Mother, Should I Build the Wall?

Ooops, too late, already did it! The walls are built, thirteen courses of three-inch brick. My next step is acquiring angle iron and tie rods, and welding the exoskeleton. Well, not welding it myself, exactly, but getting a friend with a portable welder to come out and do it. Portable welders must not be too uncommon, as I know two guys who have them, who have expressed a willingness to help.

When I started figuring out the stack, I discovered two things: One, I had placed a soda port too close longitudinally to the flue, such that the stack will block it; and two, the Fourth Law of Kiln Building, which states: However many cinder blocks you have, you need two more.

I finished my efforts last night in time to attend a reception at the Center for Maine Craft, a preview of the plates that will be featured at Watershed's Salad Days gala. (That's coming up July 10th -- hope to see you there!) I love those events for more than just free wine: I learn so much talking to other potters. Last night I came home with two helpful kiln-building ideas:

1) I could probably get away with building the arch out of superduty soft brick, despite conventional wisdom that the interior of a soda kiln must be entirely lined with hard brick. It is certainly true that the lower half of the walls take almost all the abuse; has anybody out there had any experience with this? I'd love to use IFB instead of hard brick, for the obvious reason of its (much) greater insulating qualities, but also because it's cheaper and easier to work with.

2) A potter whom I greatly respect mentioned that he had heard of people glazing the interior of their soda kilns, either with a very stiff glaze like a shino, or perhaps with a wollastonite glaze. He wasn't ready to vouch for this technique, not having tried it, but I am quite intrigued by it.
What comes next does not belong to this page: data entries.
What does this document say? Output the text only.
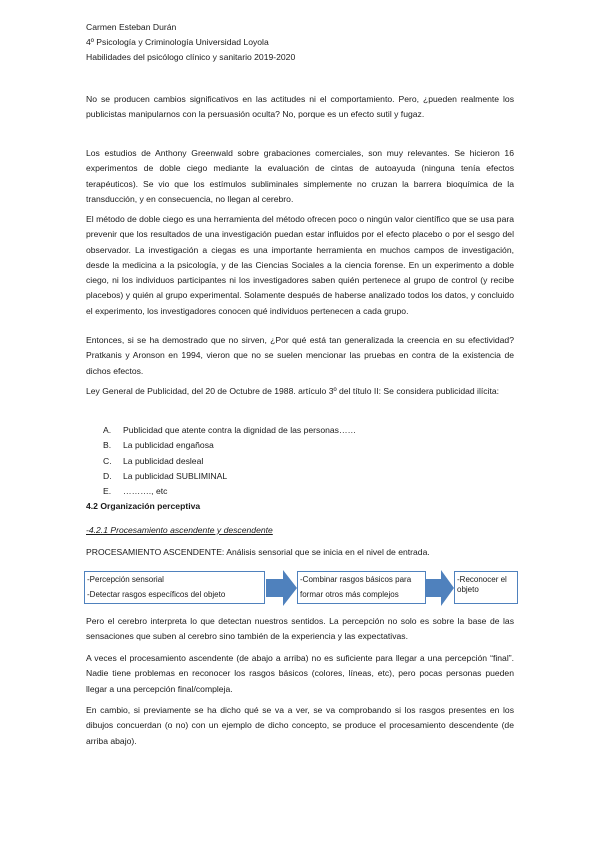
Carmen Esteban Durán
4º Psicología y Criminología Universidad Loyola
Habilidades del psicólogo clínico y sanitario 2019-2020

No se producen cambios significativos en las actitudes ni el comportamiento. Pero, ¿pueden realmente los publicistas manipularnos con la persuasión oculta? No, porque es un efecto sutil y fugaz.

Los estudios de Anthony Greenwald sobre grabaciones comerciales, son muy relevantes. Se hicieron 16 experimentos de doble ciego mediante la evaluación de cintas de autoayuda (ninguna tenía efectos terapéuticos). Se vio que los estímulos subliminales simplemente no cruzan la barrera bioquímica de la transducción, y en consecuencia, no llegan al cerebro.

El método de doble ciego es una herramienta del método ofrecen poco o ningún valor científico que se usa para prevenir que los resultados de una investigación puedan estar influidos por el efecto placebo o por el sesgo del observador. La investigación a ciegas es una importante herramienta en muchos campos de investigación, desde la medicina a la psicología, y de las Ciencias Sociales a la ciencia forense. En un experimento a doble ciego, ni los individuos participantes ni los investigadores saben quién pertenece al grupo de control (y recibe placebos) y quién al grupo experimental. Solamente después de haberse analizado todos los datos, y concluido el experimento, los investigadores conocen qué individuos pertenecen a cada grupo.

Entonces, si se ha demostrado que no sirven, ¿Por qué está tan generalizada la creencia en su efectividad? Pratkanis y Aronson en 1994, vieron que no se suelen mencionar las pruebas en contra de la existencia de dichos efectos.

Ley General de Publicidad, del 20 de Octubre de 1988. artículo 3º del título II: Se considera publicidad ilícita:

A.	Publicidad que atente contra la dignidad de las personas……
B.	La publicidad engañosa
C.	La publicidad desleal
D.	La publicidad SUBLIMINAL
E.	………., etc
4.2 Organización perceptiva
-4.2.1 Procesamiento ascendente y descendente
PROCESAMIENTO ASCENDENTE: Análisis sensorial que se inicia en el nivel de entrada.
-Percepción sensorial
-Detectar rasgos específicos del objeto
-Combinar rasgos básicos para
formar otros más complejos
-Reconocer el objeto

Pero el cerebro interpreta lo que detectan nuestros sentidos. La percepción no solo es sobre la base de las sensaciones que suben al cerebro sino también de la experiencia y las expectativas.

A veces el procesamiento ascendente (de abajo a arriba) no es suficiente para llegar a una percepción “final”. Nadie tiene problemas en reconocer los rasgos básicos (colores, líneas, etc), pero pocas personas pueden llegar a una percepción final/compleja.

En cambio, si previamente se ha dicho qué se va a ver, se va comprobando si los rasgos presentes en los dibujos concuerdan (o no) con un ejemplo de dicho concepto, se produce el procesamiento descendente (de arriba abajo).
It appeals to me on an aesthetic level -- remember, I am enamoured of kilns as beautiful objects -- and also because it seems like one of those ideas that is so obvious that you wonder why it isn't standard practice. I can't think why it wouldn't work. However, there is a world of difference between "Lori can't think of a reason" and "There is no reason" so again, I'd be delighted to hear from anyone who has seen this done.

It's a gallery-sitting day for me. so I won't make any progress today, except the mental work of figuring out my soda port problem. But do me a solid: poll your potter friends and let me know if anyone has tried either of the ideas I mentioned, and how it worked out. You can comment here or email me at with any news. It takes a village!


heidi haugen: days with clay said...

at the 'art farm' i sometimes attend in wisconsin, they sprayed the interior of the wood and soda kiln with a very thin layer of shino. maybe email donovan at masterkilnbuilders and see what he certainly is quite a 'permanent' move.
well done so far.

Lori Watts said...

Donovan! I should have thought of that. I've received another good suggestion of an authority I could consult, as well - Vince Pitelka, of the Appalachian Center for Craft. So that is my assignment this week: contact these guys and get tehir thoughts on the matter.

ang design said...

I have also seen the interior of the kiln finished with a kiln wash substance i think that was in a video from ceramics daily..would love to hear what you come up with as i also have plans to build a soda kiln..

Lotto said...

Did you ever find out about this Lori? I'd love to know what you learned.